Design and construction
- Architects: Saxelbye & Powell
- Developer: George A. Fuller Company

= Edward Ball Building =

141 feet (43 metres), 11-floor low-rise building in downtown Jacksonville

Edward Ball Building is a 141 ft, 11-floor office building at 214 North Hogan Street in downtown Jacksonville, Florida. It presently serves as the Jacksonville City Hall Annex, housing several departments that were displaced in 1997 when city government moved to the St. James Building.

==History==
Construction began in 1960 and was completed the following year. It was intended as the new location for Florida National Bank which had outgrown its old facility (known as the Marble Bank) on the corner of Forsyth and Laura Streets.
Edward Ball managed the Alfred I. duPont Testamentary Trust, which controlled the bank. The architects were Saxelbye & Powell; it was built by George A. Fuller Company of New York City.
Ball dictated the building's specifications. The structure contains over 400000 sqft and was constructed using materials which would appreciate in value, such as marble floors and granite exteriors, but excluded items that Ball considered frills. There were no executive washrooms and no hot water faucets in the entire eleven story edifice. The corporate offices of the group were housed in the upper floors and the bank's principal location was on the ground floor.
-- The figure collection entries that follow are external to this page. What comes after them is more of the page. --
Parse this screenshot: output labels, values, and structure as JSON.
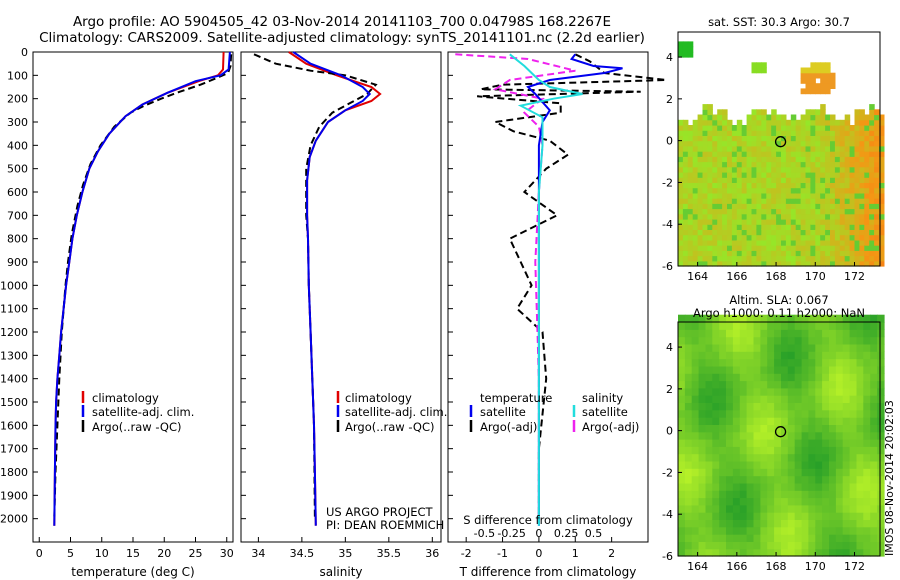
{
  "title": {
    "line1": "Argo profile: AO 5904505_42 03-Nov-2014 20141103_700 0.04798S 168.2267E",
    "line2": "Climatology: CARS2009. Satellite-adjusted climatology: synTS_20141101.nc (2.2d earlier)"
  },
  "side_stamp": "IMOS 08-Nov-2014 20:02:03",
  "credit": {
    "line1": "US ARGO PROJECT",
    "line2": "PI: DEAN ROEMMICH"
  },
  "colors": {
    "climatology": "#e00000",
    "satellite": "#0000ee",
    "argo": "#000000",
    "sal_satellite": "#22dddd",
    "sal_argo": "#ee22ee",
    "land": "#ffffff",
    "sst_low": "#44bb22",
    "sst_high": "#f08020",
    "sla_base": "#55dd22"
  },
  "legend_profiles": [
    "climatology",
    "satellite-adj. clim.",
    "Argo(..raw -QC)"
  ],
  "legend_diff": {
    "temp_header": "temperature",
    "sal_header": "salinity",
    "temp_items": [
      "satellite",
      "Argo(-adj)"
    ],
    "sal_items": [
      "satellite",
      "Argo(-adj)"
    ]
  },
  "chart_data": [
    {
      "type": "line",
      "name": "temperature-profile",
      "xlabel": "temperature (deg C)",
      "ylabel": "",
      "xlim": [
        -1,
        31
      ],
      "ylim": [
        2100,
        0
      ],
      "xticks": [
        0,
        5,
        10,
        15,
        20,
        25,
        30
      ],
      "yticks": [
        0,
        100,
        200,
        300,
        400,
        500,
        600,
        700,
        800,
        900,
        1000,
        1100,
        1200,
        1300,
        1400,
        1500,
        1600,
        1700,
        1800,
        1900,
        2000
      ],
      "series": [
        {
          "name": "climatology",
          "x": [
            29.5,
            29.4,
            28.6,
            25.5,
            20.5,
            16.5,
            13.8,
            11.2,
            9.4,
            8.0,
            6.9,
            6.0,
            5.3,
            4.8,
            4.3,
            3.9,
            3.5,
            3.2,
            2.9,
            2.7,
            2.6,
            2.5,
            2.4
          ],
          "depth": [
            0,
            75,
            100,
            125,
            175,
            225,
            275,
            350,
            425,
            500,
            600,
            700,
            800,
            900,
            1000,
            1100,
            1200,
            1300,
            1400,
            1500,
            1600,
            1800,
            2030
          ]
        },
        {
          "name": "satellite-adj. clim.",
          "x": [
            30.5,
            30.3,
            29.0,
            25.0,
            20.5,
            16.5,
            13.8,
            11.2,
            9.4,
            8.0,
            6.9,
            6.0,
            5.3,
            4.8,
            4.3,
            3.9,
            3.5,
            3.2,
            2.9,
            2.7,
            2.6,
            2.5,
            2.4
          ],
          "depth": [
            0,
            75,
            100,
            125,
            175,
            225,
            275,
            350,
            425,
            500,
            600,
            700,
            800,
            900,
            1000,
            1100,
            1200,
            1300,
            1400,
            1500,
            1600,
            1800,
            2030
          ]
        },
        {
          "name": "Argo(..raw -QC)",
          "x": [
            30.7,
            30.6,
            30.2,
            28.5,
            25.8,
            22.5,
            19.5,
            16.8,
            14.6,
            12.0,
            9.8,
            8.2,
            7.0,
            6.1,
            5.2,
            4.6,
            4.2,
            3.6,
            3.2,
            2.9,
            2.6,
            2.4
          ],
          "depth": [
            10,
            60,
            90,
            110,
            140,
            170,
            200,
            230,
            260,
            320,
            400,
            480,
            570,
            660,
            780,
            900,
            1000,
            1200,
            1400,
            1600,
            1800,
            2000
          ]
        }
      ]
    },
    {
      "type": "line",
      "name": "salinity-profile",
      "xlabel": "salinity",
      "ylabel": "",
      "xlim": [
        33.8,
        36.1
      ],
      "ylim": [
        2100,
        0
      ],
      "xticks": [
        34,
        34.5,
        35,
        35.5,
        36
      ],
      "series": [
        {
          "name": "climatology",
          "x": [
            34.35,
            34.55,
            34.9,
            35.3,
            35.4,
            35.3,
            35.0,
            34.8,
            34.66,
            34.59,
            34.56,
            34.56,
            34.57,
            34.58,
            34.6,
            34.62,
            34.64,
            34.65,
            34.66
          ],
          "depth": [
            0,
            50,
            100,
            150,
            180,
            210,
            250,
            300,
            380,
            450,
            550,
            700,
            800,
            1000,
            1200,
            1400,
            1600,
            1800,
            2030
          ]
        },
        {
          "name": "satellite-adj. clim.",
          "x": [
            34.4,
            34.6,
            34.95,
            35.2,
            35.28,
            35.2,
            35.0,
            34.8,
            34.66,
            34.59,
            34.56,
            34.56,
            34.57,
            34.58,
            34.6,
            34.62,
            34.64,
            34.65,
            34.66
          ],
          "depth": [
            0,
            50,
            100,
            150,
            180,
            210,
            250,
            300,
            380,
            450,
            550,
            700,
            800,
            1000,
            1200,
            1400,
            1600,
            1800,
            2030
          ]
        },
        {
          "name": "Argo(..raw -QC)",
          "x": [
            33.95,
            34.2,
            34.6,
            35.0,
            35.35,
            35.25,
            35.05,
            34.85,
            34.7,
            34.6,
            34.55,
            34.55,
            34.57,
            34.58,
            34.6,
            34.62,
            34.64,
            34.65
          ],
          "depth": [
            10,
            50,
            80,
            100,
            140,
            180,
            220,
            260,
            320,
            400,
            500,
            700,
            800,
            1000,
            1200,
            1400,
            1600,
            2000
          ]
        }
      ]
    },
    {
      "type": "line",
      "name": "difference-from-climatology",
      "xlabel": "T difference from climatology",
      "top_xlabel": "S difference from climatology",
      "xlim": [
        -2.5,
        3.0
      ],
      "ylim": [
        2100,
        0
      ],
      "xticks": [
        -2,
        -1,
        0,
        1,
        2
      ],
      "top_ticks": [
        -0.5,
        -0.25,
        0,
        0.25,
        0.5
      ],
      "top_tick_labels": [
        "-0.5",
        "-0.25",
        "0",
        "0.25",
        "0.5"
      ],
      "series": [
        {
          "name": "T satellite",
          "x": [
            1.0,
            0.9,
            1.5,
            2.3,
            1.8,
            0.3,
            -0.3,
            -0.1,
            0.3,
            0.1,
            0.0,
            0.0,
            0.0,
            0.0,
            0.0,
            0.0
          ],
          "depth": [
            10,
            30,
            60,
            70,
            90,
            120,
            150,
            180,
            250,
            300,
            400,
            600,
            1000,
            1500,
            1800,
            2030
          ]
        },
        {
          "name": "T Argo(-adj)",
          "x": [
            1.0,
            1.4,
            1.8,
            3.5,
            -1.0,
            -1.6,
            2.8,
            -1.7,
            0.6,
            0.6,
            -1.2,
            -0.7,
            0.3,
            0.8,
            0.2,
            -0.4,
            0.5,
            -0.8,
            -0.5,
            -0.2,
            -0.6,
            0.1,
            0.2,
            0.0,
            0.0
          ],
          "depth": [
            10,
            40,
            90,
            120,
            140,
            160,
            170,
            190,
            220,
            260,
            300,
            340,
            380,
            440,
            500,
            600,
            700,
            800,
            900,
            1000,
            1100,
            1200,
            1400,
            1700,
            2000
          ]
        },
        {
          "name": "S satellite",
          "x": [
            -0.8,
            -0.4,
            -0.2,
            0.0,
            0.3,
            1.2,
            0.4,
            -0.5,
            0.1,
            0.1,
            0.0,
            0.0,
            0.0,
            0.0
          ],
          "depth": [
            10,
            60,
            90,
            120,
            150,
            180,
            200,
            230,
            280,
            400,
            600,
            1000,
            1500,
            2030
          ]
        },
        {
          "name": "S Argo(-adj)",
          "x": [
            -2.3,
            -0.3,
            1.0,
            -0.8,
            -1.2,
            0.1,
            -0.4,
            0.0,
            0.1,
            0.0,
            -0.1,
            0.0,
            0.0
          ],
          "depth": [
            10,
            30,
            80,
            120,
            160,
            200,
            260,
            320,
            400,
            600,
            900,
            1400,
            2000
          ]
        }
      ]
    },
    {
      "type": "heatmap",
      "name": "sst-map",
      "title": "sat. SST: 30.3  Argo: 30.7",
      "xlim": [
        163.0,
        173.3
      ],
      "ylim": [
        -6,
        5.2
      ],
      "xticks": [
        164,
        166,
        168,
        170,
        172
      ],
      "yticks": [
        -6,
        -4,
        -2,
        0,
        2,
        4
      ],
      "marker": {
        "lon": 168.23,
        "lat": -0.05
      }
    },
    {
      "type": "heatmap",
      "name": "sla-map",
      "title": "Altim. SLA: 0.067",
      "subtitle": "Argo h1000: 0.11 h2000: NaN",
      "xlim": [
        163.0,
        173.3
      ],
      "ylim": [
        -6,
        5.2
      ],
      "xticks": [
        164,
        166,
        168,
        170,
        172
      ],
      "yticks": [
        -6,
        -4,
        -2,
        0,
        2,
        4
      ],
      "marker": {
        "lon": 168.23,
        "lat": -0.05
      }
    }
  ]
}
Ed Ball also kept his personal office there for managing the du Pont Trust.

A six-story parking garage with 339 parking spaces was constructed in 1986, adjacent to the office building and accessed from Monroe Street.

After Ball's death, the building and garage were renamed the Edward Ball Building and Ed Ball Parking Garage.

==Tenants==
Wachovia sold the Florida National Bank building at 214 North Hogan Street to First States Investors in September, 2004 for $23,234,071.

The St. James Building became Jacksonville's City Hall in 1997, but it was too small to accommodate all departments. Needing more room,
the City of Jacksonville purchased the building from First States Investors in February, 2006 for $23 million.
Less than two blocks from city hall, it was designated the City Hall Annex. The Building & Planning Department relocated there.

A $1.3 million, 2012 renovation affected 208000 sqft. The Municipal Code Compliance Division occupied the basement and first floors; Environmental and Compliance went to the 5th floor; Teach For America moved to the 6th floor.

Ground floor building tenants included a VyStar Credit Union, Quiznos and a coffee shop.